MARTINI all have either 72 (which is the case for non-polarizable version) or 36 and 72 for (polarizable version). The particle which has a mass of 36 can be easily picked up by the presence of the name.

for residue in protein.select_atoms('name D').residues:
    if residue.resname == 'LYS':
       residue.atoms.select_atoms('name Qd D').masses = 36
    elif residue.resname == 'THR':
       residue.atoms.select_atoms('name N0 D').masses = 36

This is not completely accurate. The "small" beads used (mostly) in rings have a mass of 45 amu. You need to know the topology of the residue to know which beads are small. Added to that, the upcoming version of the force field has 3 bead sizes with different masses and many more molecules. But it is just an example, other cg force fields do have different masses for each particles.

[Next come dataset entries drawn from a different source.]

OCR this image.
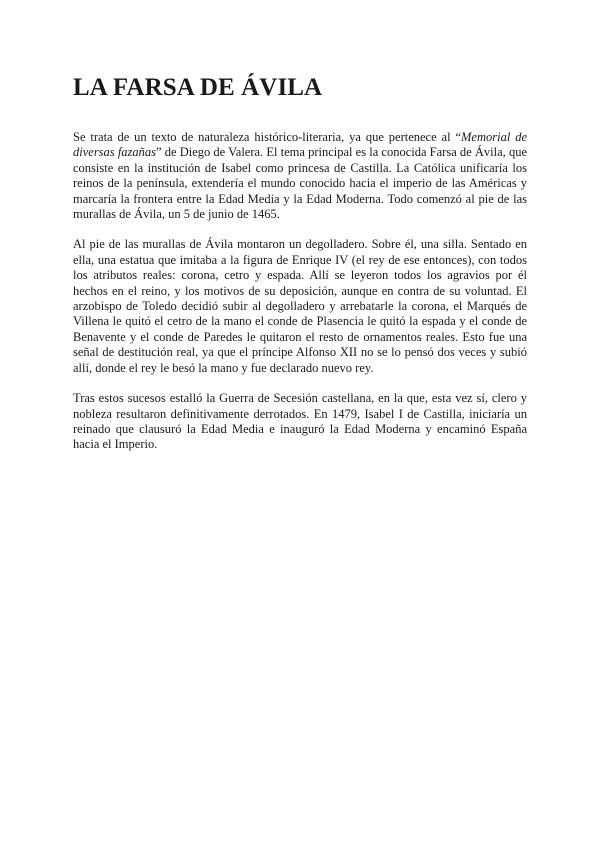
LA FARSA DE ÁVILA

Se trata de un texto de naturaleza histórico-literaria, ya que pertenece al “Memorial de diversas fazañas” de Diego de Valera. El tema principal es la conocida Farsa de Ávila, que consiste en la institución de Isabel como princesa de Castilla. La Católica unificaría los reinos de la península, extendería el mundo conocido hacia el imperio de las Américas y marcaría la frontera entre la Edad Media y la Edad Moderna. Todo comenzó al pie de las murallas de Ávila, un 5 de junio de 1465.

Al pie de las murallas de Ávila montaron un degolladero. Sobre él, una silla. Sentado en ella, una estatua que imitaba a la figura de Enrique IV (el rey de ese entonces), con todos los atributos reales: corona, cetro y espada. Allí se leyeron todos los agravios por él hechos en el reino, y los motivos de su deposición, aunque en contra de su voluntad. El arzobispo de Toledo decidió subir al degolladero y arrebatarle la corona, el Marqués de Villena le quitó el cetro de la mano el conde de Plasencia le quitó la espada y el conde de Benavente y el conde de Paredes le quitaron el resto de ornamentos reales. Esto fue una señal de destitución real, ya que el príncipe Alfonso XII no se lo pensó dos veces y subió allí, donde el rey le besó la mano y fue declarado nuevo rey.

Tras estos sucesos estalló la Guerra de Secesión castellana, en la que, esta vez sí, clero y nobleza resultaron definitivamente derrotados. En 1479, Isabel I de Castilla, iniciaría un reinado que clausuró la Edad Media e inauguró la Edad Moderna y encaminó España hacia el Imperio.
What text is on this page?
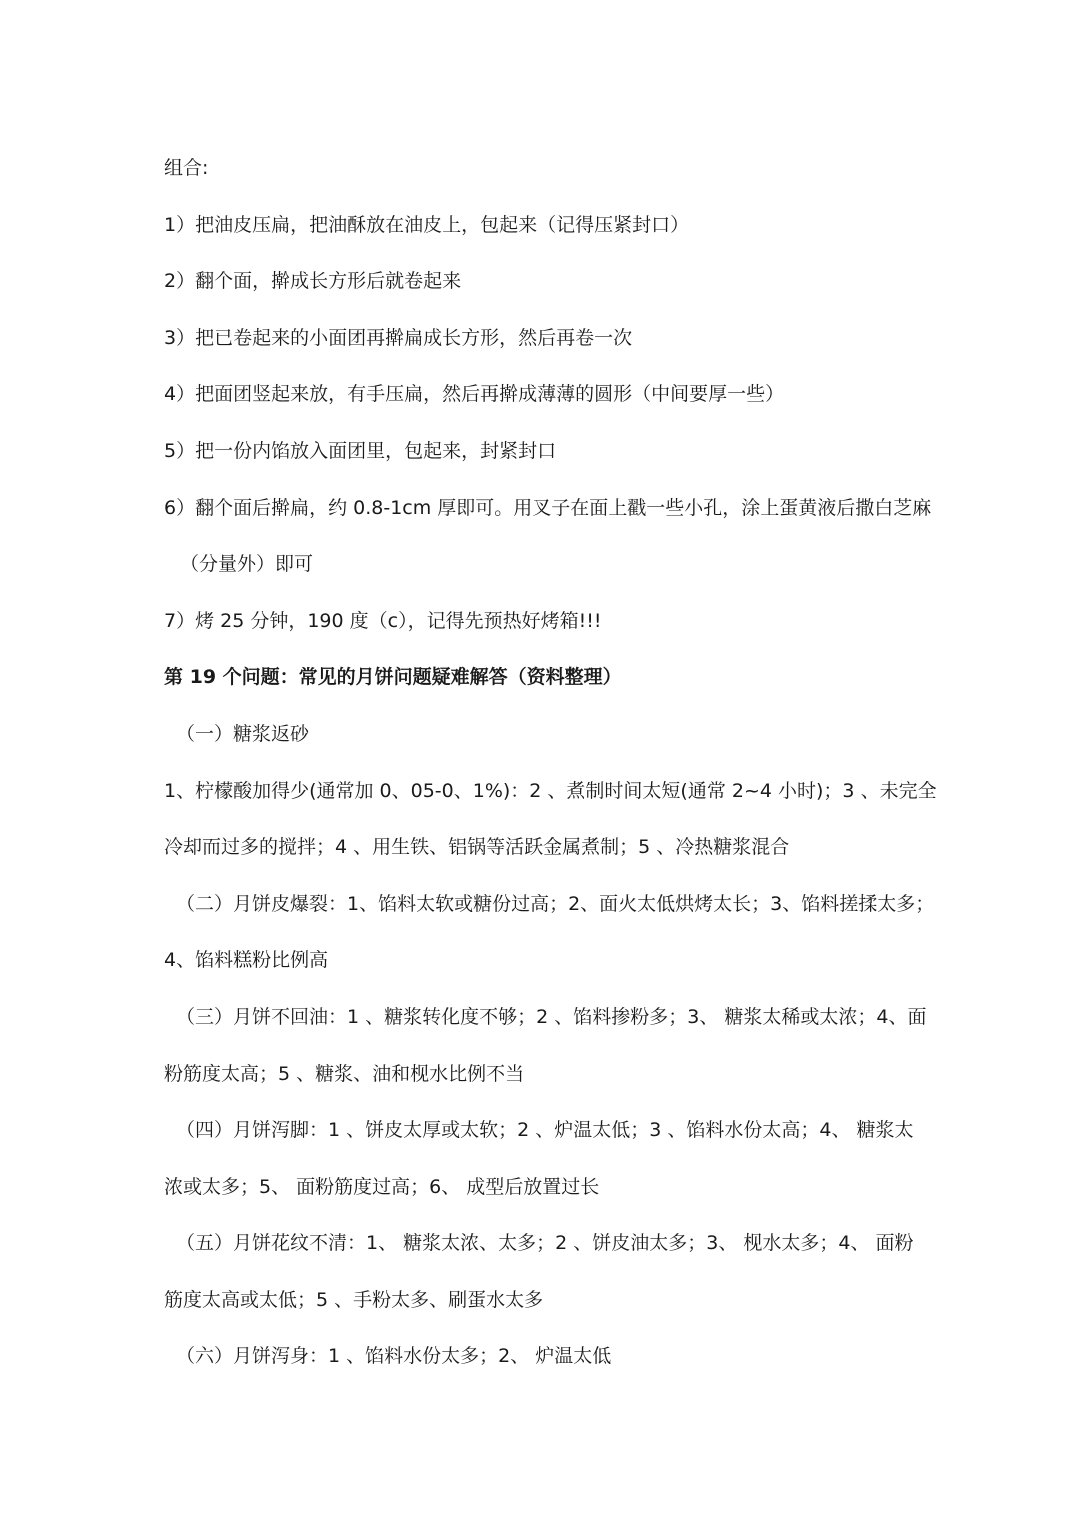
组合:

1）把油皮压扁，把油酥放在油皮上，包起来（记得压紧封口）

2）翻个面，擀成长方形后就卷起来

3）把已卷起来的小面团再擀扁成长方形，然后再卷一次

4）把面团竖起来放，有手压扁，然后再擀成薄薄的圆形（中间要厚一些）

5）把一份内馅放入面团里，包起来，封紧封口

6）翻个面后擀扁，约 0.8-1cm 厚即可。用叉子在面上戳一些小孔，涂上蛋黄液后撒白芝麻

（分量外）即可

7）烤 25 分钟，190 度（c），记得先预热好烤箱!!!

第 19 个问题：常见的月饼问题疑难解答（资料整理）

（一）糖浆返砂

1、柠檬酸加得少(通常加 0、05-0、1%)：2 、煮制时间太短(通常 2~4 小时)；3 、未完全

冷却而过多的搅拌；4 、用生铁、铝锅等活跃金属煮制；5 、冷热糖浆混合

（二）月饼皮爆裂：1、馅料太软或糖份过高；2、面火太低烘烤太长；3、馅料搓揉太多；

4、馅料糕粉比例高

（三）月饼不回油：1 、糖浆转化度不够；2 、馅料掺粉多；3、 糖浆太稀或太浓；4、面

粉筋度太高；5 、糖浆、油和枧水比例不当

（四）月饼泻脚：1 、饼皮太厚或太软；2 、炉温太低；3 、馅料水份太高；4、 糖浆太

浓或太多；5、 面粉筋度过高；6、 成型后放置过长

（五）月饼花纹不清：1、 糖浆太浓、太多；2 、饼皮油太多；3、 枧水太多；4、 面粉

筋度太高或太低；5 、手粉太多、刷蛋水太多

（六）月饼泻身：1 、馅料水份太多；2、 炉温太低
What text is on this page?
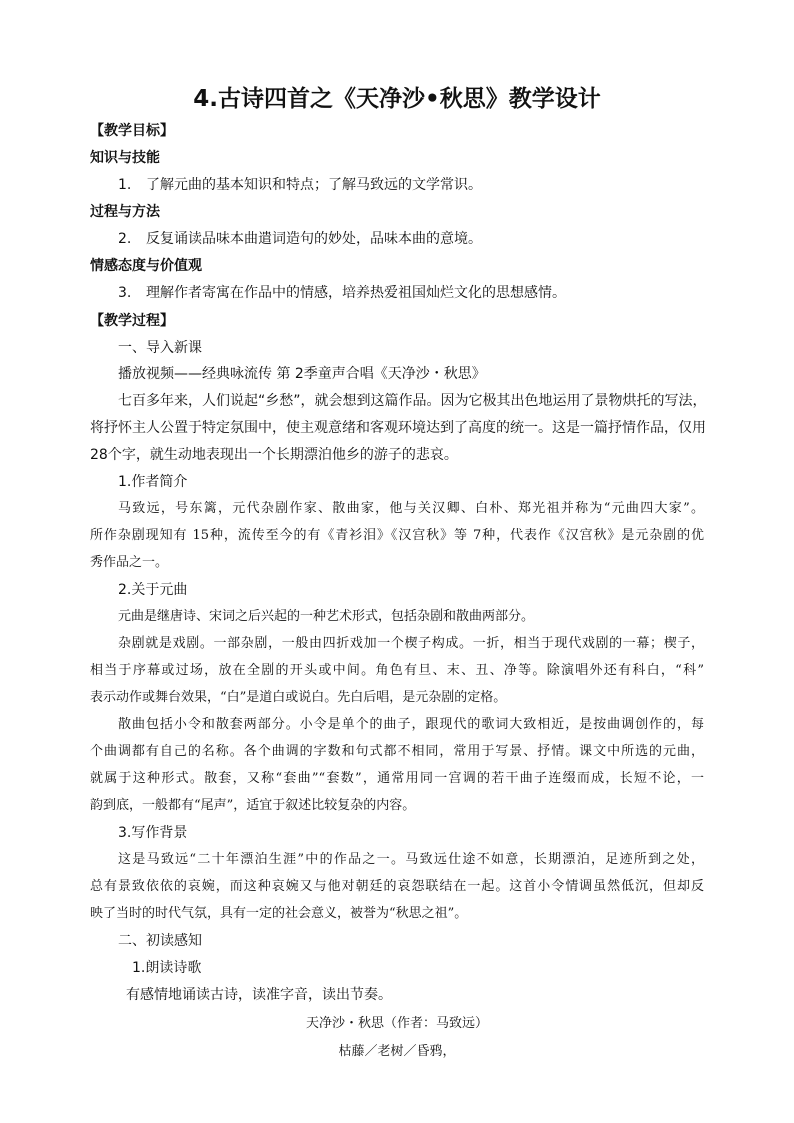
4.古诗四首之《天净沙•秋思》教学设计
【教学目标】
知识与技能
1. 了解元曲的基本知识和特点；了解马致远的文学常识。
过程与方法
2. 反复诵读品味本曲遣词造句的妙处，品味本曲的意境。
情感态度与价值观
3. 理解作者寄寓在作品中的情感，培养热爱祖国灿烂文化的思想感情。
【教学过程】
一、导入新课
播放视频——经典咏流传 第 2季童声合唱《天净沙・秋思》
七百多年来，人们说起“乡愁”，就会想到这篇作品。因为它极其出色地运用了景物烘托的写法，
将抒怀主人公置于特定氛围中，使主观意绪和客观环境达到了高度的统一。这是一篇抒情作品，仅用
28个字，就生动地表现出一个长期漂泊他乡的游子的悲哀。
1.作者简介
马致远，号东篱，元代杂剧作家、散曲家，他与关汉卿、白朴、郑光祖并称为“元曲四大家”。
所作杂剧现知有 15种，流传至今的有《青衫泪》《汉宫秋》等 7种，代表作《汉宫秋》是元杂剧的优
秀作品之一。
2.关于元曲
元曲是继唐诗、宋词之后兴起的一种艺术形式，包括杂剧和散曲两部分。
杂剧就是戏剧。一部杂剧，一般由四折戏加一个楔子构成。一折，相当于现代戏剧的一幕；楔子，
相当于序幕或过场，放在全剧的开头或中间。角色有旦、末、丑、净等。除演唱外还有科白，“科”
表示动作或舞台效果，“白”是道白或说白。先白后唱，是元杂剧的定格。
散曲包括小令和散套两部分。小令是单个的曲子，跟现代的歌词大致相近，是按曲调创作的，每
个曲调都有自己的名称。各个曲调的字数和句式都不相同，常用于写景、抒情。课文中所选的元曲，
就属于这种形式。散套，又称“套曲”“套数”，通常用同一宫调的若干曲子连缀而成，长短不论，一
韵到底，一般都有“尾声”，适宜于叙述比较复杂的内容。
3.写作背景
这是马致远“二十年漂泊生涯”中的作品之一。马致远仕途不如意，长期漂泊，足迹所到之处，
总有景致依依的哀婉，而这种哀婉又与他对朝廷的哀怨联结在一起。这首小令情调虽然低沉，但却反
映了当时的时代气氛，具有一定的社会意义，被誉为“秋思之祖”。
二、初读感知
1.朗读诗歌
有感情地诵读古诗，读准字音，读出节奏。
天净沙・秋思（作者：马致远）
枯藤／老树／昏鸦，
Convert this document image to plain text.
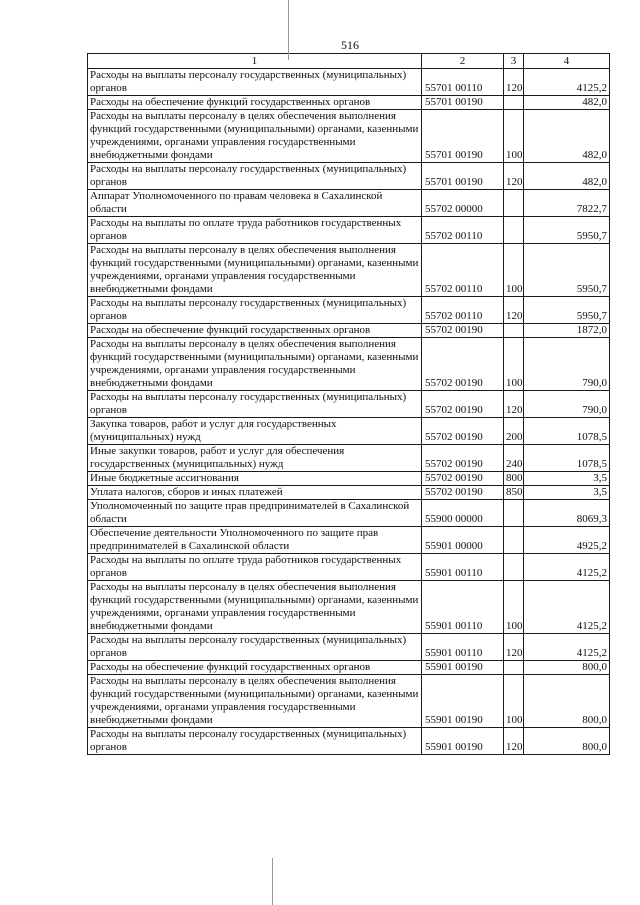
516
1	2	3	4
Расходы на выплаты персоналу государственных (муниципальных) органов	55701 00110	120	4125,2
Расходы на обеспечение функций государственных органов	55701 00190		482,0
Расходы на выплаты персоналу в целях обеспечения выполнения функций государственными (муниципальными) органами, казенными учреждениями, органами управления государственными внебюджетными фондами	55701 00190	100	482,0
Расходы на выплаты персоналу государственных (муниципальных) органов	55701 00190	120	482,0
Аппарат Уполномоченного по правам человека в Сахалинской области	55702 00000		7822,7
Расходы на выплаты по оплате труда работников государственных органов	55702 00110		5950,7
Расходы на выплаты персоналу в целях обеспечения выполнения функций государственными (муниципальными) органами, казенными учреждениями, органами управления государственными внебюджетными фондами	55702 00110	100	5950,7
Расходы на выплаты персоналу государственных (муниципальных) органов	55702 00110	120	5950,7
Расходы на обеспечение функций государственных органов	55702 00190		1872,0
Расходы на выплаты персоналу в целях обеспечения выполнения функций государственными (муниципальными) органами, казенными учреждениями, органами управления государственными внебюджетными фондами	55702 00190	100	790,0
Расходы на выплаты персоналу государственных (муниципальных) органов	55702 00190	120	790,0
Закупка товаров, работ и услуг для государственных (муниципальных) нужд	55702 00190	200	1078,5
Иные закупки товаров, работ и услуг для обеспечения государственных (муниципальных) нужд	55702 00190	240	1078,5
Иные бюджетные ассигнования	55702 00190	800	3,5
Уплата налогов, сборов и иных платежей	55702 00190	850	3,5
Уполномоченный по защите прав предпринимателей в Сахалинской области	55900 00000		8069,3
Обеспечение деятельности Уполномоченного по защите прав предпринимателей в Сахалинской области	55901 00000		4925,2
Расходы на выплаты по оплате труда работников государственных органов	55901 00110		4125,2
Расходы на выплаты персоналу в целях обеспечения выполнения функций государственными (муниципальными) органами, казенными учреждениями, органами управления государственными внебюджетными фондами	55901 00110	100	4125,2
Расходы на выплаты персоналу государственных (муниципальных) органов	55901 00110	120	4125,2
Расходы на обеспечение функций государственных органов	55901 00190		800,0
Расходы на выплаты персоналу в целях обеспечения выполнения функций государственными (муниципальными) органами, казенными учреждениями, органами управления государственными внебюджетными фондами	55901 00190	100	800,0
Расходы на выплаты персоналу государственных (муниципальных) органов	55901 00190	120	800,0
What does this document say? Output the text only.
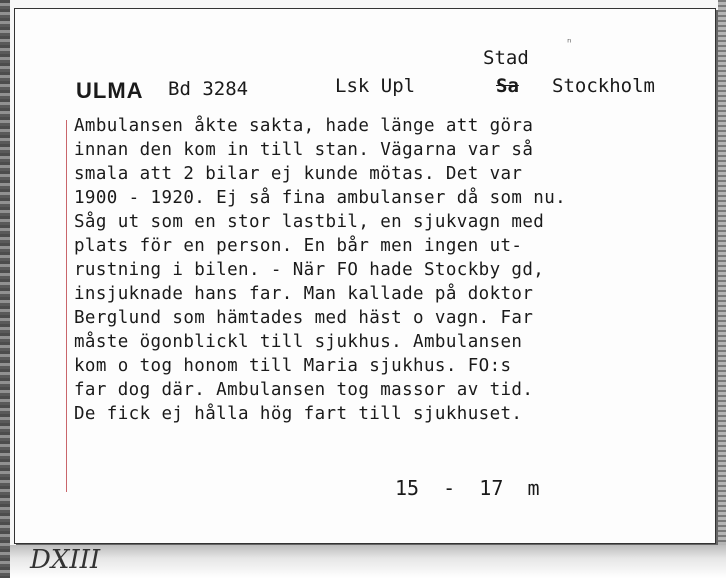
ULMA Bd 3284	Lsk Upl
Stad
Sa Stockholm
ⁿ
Ambulansen åkte sakta, hade länge att göra
innan den kom in till stan. Vägarna var så
smala att 2 bilar ej kunde mötas. Det var
1900 - 1920. Ej så fina ambulanser då som nu.
Såg ut som en stor lastbil, en sjukvagn med
plats för en person. En bår men ingen ut-
rustning i bilen. - När FO hade Stockby gd,
insjuknade hans far. Man kallade på doktor
Berglund som hämtades med häst o vagn. Far
måste ögonblickl till sjukhus. Ambulansen
kom o tog honom till Maria sjukhus. FO:s
far dog där. Ambulansen tog massor av tid.
De fick ej hålla hög fart till sjukhuset.
15  -  17  m
DXIII
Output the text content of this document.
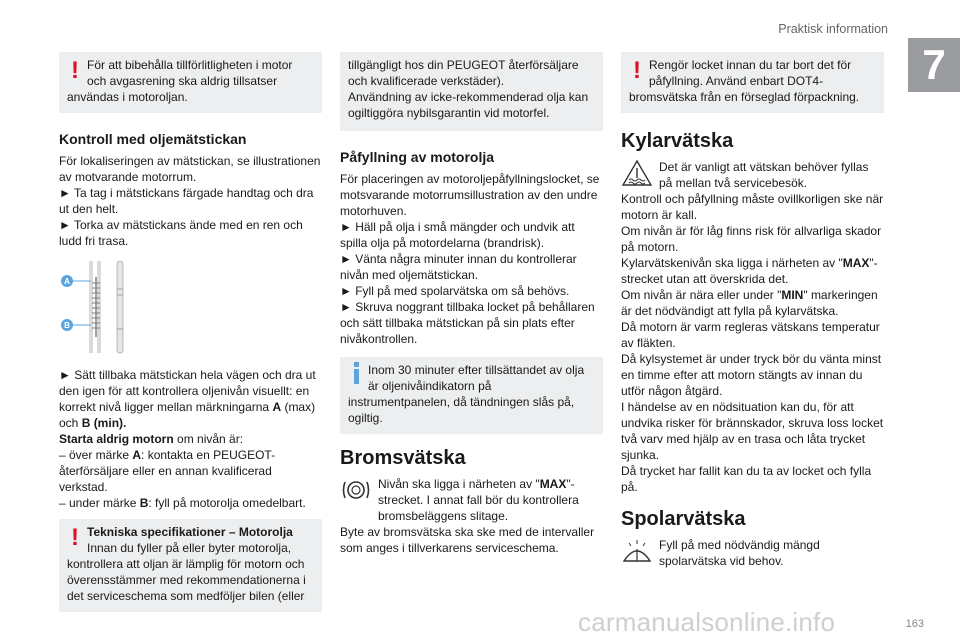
Praktisk information
7
! För att bibehålla tillförlitligheten i motor och avgasrening ska aldrig tillsatser

användas i motoroljan.

Kontroll med oljemätstickan

För lokaliseringen av mätstickan, se illustrationen av motvarande motorrum.

► Ta tag i mätstickans färgade handtag och dra ut den helt.

► Torka av mätstickans ände med en ren och ludd fri trasa.

A
B

► Sätt tillbaka mätstickan hela vägen och dra ut den igen för att kontrollera oljenivån visuellt: en korrekt nivå ligger mellan märkningarna A (max) och B (min).

Starta aldrig motorn om nivån är:

– över märke A: kontakta en PEUGEOT-återförsäljare eller en annan kvalificerad verkstad.

– under märke B: fyll på motorolja omedelbart.

! Tekniska specifikationer – Motorolja

Innan du fyller på eller byter motorolja,

kontrollera att oljan är lämplig för motorn och överensstämmer med rekommendationerna i det serviceschema som medföljer bilen (eller

tillgängligt hos din PEUGEOT återförsäljare och kvalificerade verkstäder).
Användning av icke-rekommenderad olja kan ogiltiggöra nybilsgarantin vid motorfel.

Påfyllning av motorolja

För placeringen av motoroljepåfyllningslocket, se motsvarande motorrumsillustration av den undre motorhuven.

► Häll på olja i små mängder och undvik att spilla olja på motordelarna (brandrisk).

► Vänta några minuter innan du kontrollerar nivån med oljemätstickan.

► Fyll på med spolarvätska om så behövs.

► Skruva noggrant tillbaka locket på behållaren och sätt tillbaka mätstickan på sin plats efter nivåkontrollen.

Inom 30 minuter efter tillsättandet av olja är oljenivåindikatorn på

instrumentpanelen, då tändningen slås på, ogiltig.

Bromsvätska

Nivån ska ligga i närheten av "MAX"-strecket. I annat fall bör du kontrollera bromsbeläggens slitage.

Byte av bromsvätska ska ske med de intervaller som anges i tillverkarens serviceschema.

! Rengör locket innan du tar bort det för påfyllning. Använd enbart DOT4-

bromsvätska från en förseglad förpackning.

Kylarvätska

Det är vanligt att vätskan behöver fyllas på mellan två servicebesök.

Kontroll och påfyllning måste ovillkorligen ske när motorn är kall.

Om nivån är för låg finns risk för allvarliga skador på motorn.

Kylarvätskenivån ska ligga i närheten av "MAX"-strecket utan att överskrida det.

Om nivån är nära eller under "MIN" markeringen är det nödvändigt att fylla på kylarvätska.

Då motorn är varm regleras vätskans temperatur av fläkten.

Då kylsystemet är under tryck bör du vänta minst en timme efter att motorn stängts av innan du utför någon åtgärd.

I händelse av en nödsituation kan du, för att undvika risker för brännskador, skruva loss locket två varv med hjälp av en trasa och låta trycket sjunka.

Då trycket har fallit kan du ta av locket och fylla på.

Spolarvätska

Fyll på med nödvändig mängd spolarvätska vid behov.

carmanualsonline.info	163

zemanj commented 4 years ago

tl;dr: We should not guess anything by default.

I'd like to take up what @richardjgowers said:

But maybe it's cleaner and more correct to not guess anything by default to force users to understand what is from their file and what is derived information.

In my opinion, this is not a "maybe". It may appear like a nice convenience feature if properties can be guessed automatically. However, there is no scientifically sound way to get around actually providing the correct numbers to obtain reliable data. Results obtained with the help of MDAnalysis are regularly published in scientific papers. Any such result must not rely on educated guesses but on facts. And guessing masses is not "deriving". It is guessing. After all, we cannot know for sure which masses/charges/whatever were used in the simulation unless the user provides this information. Assuring that people do their research properly is certainly not our responsibility as MDAnalysis developers. However, it should be our goal to enable people to do things correctly. In that respect, guessers are a neat feature, but from a scientific standpoint they're rather dangerous. Don't get me wrong, I think we should definitely have smart guessers. I just think they really should be disabled by default, and we should take great care letting the user know that guessed properties must be carefully checked.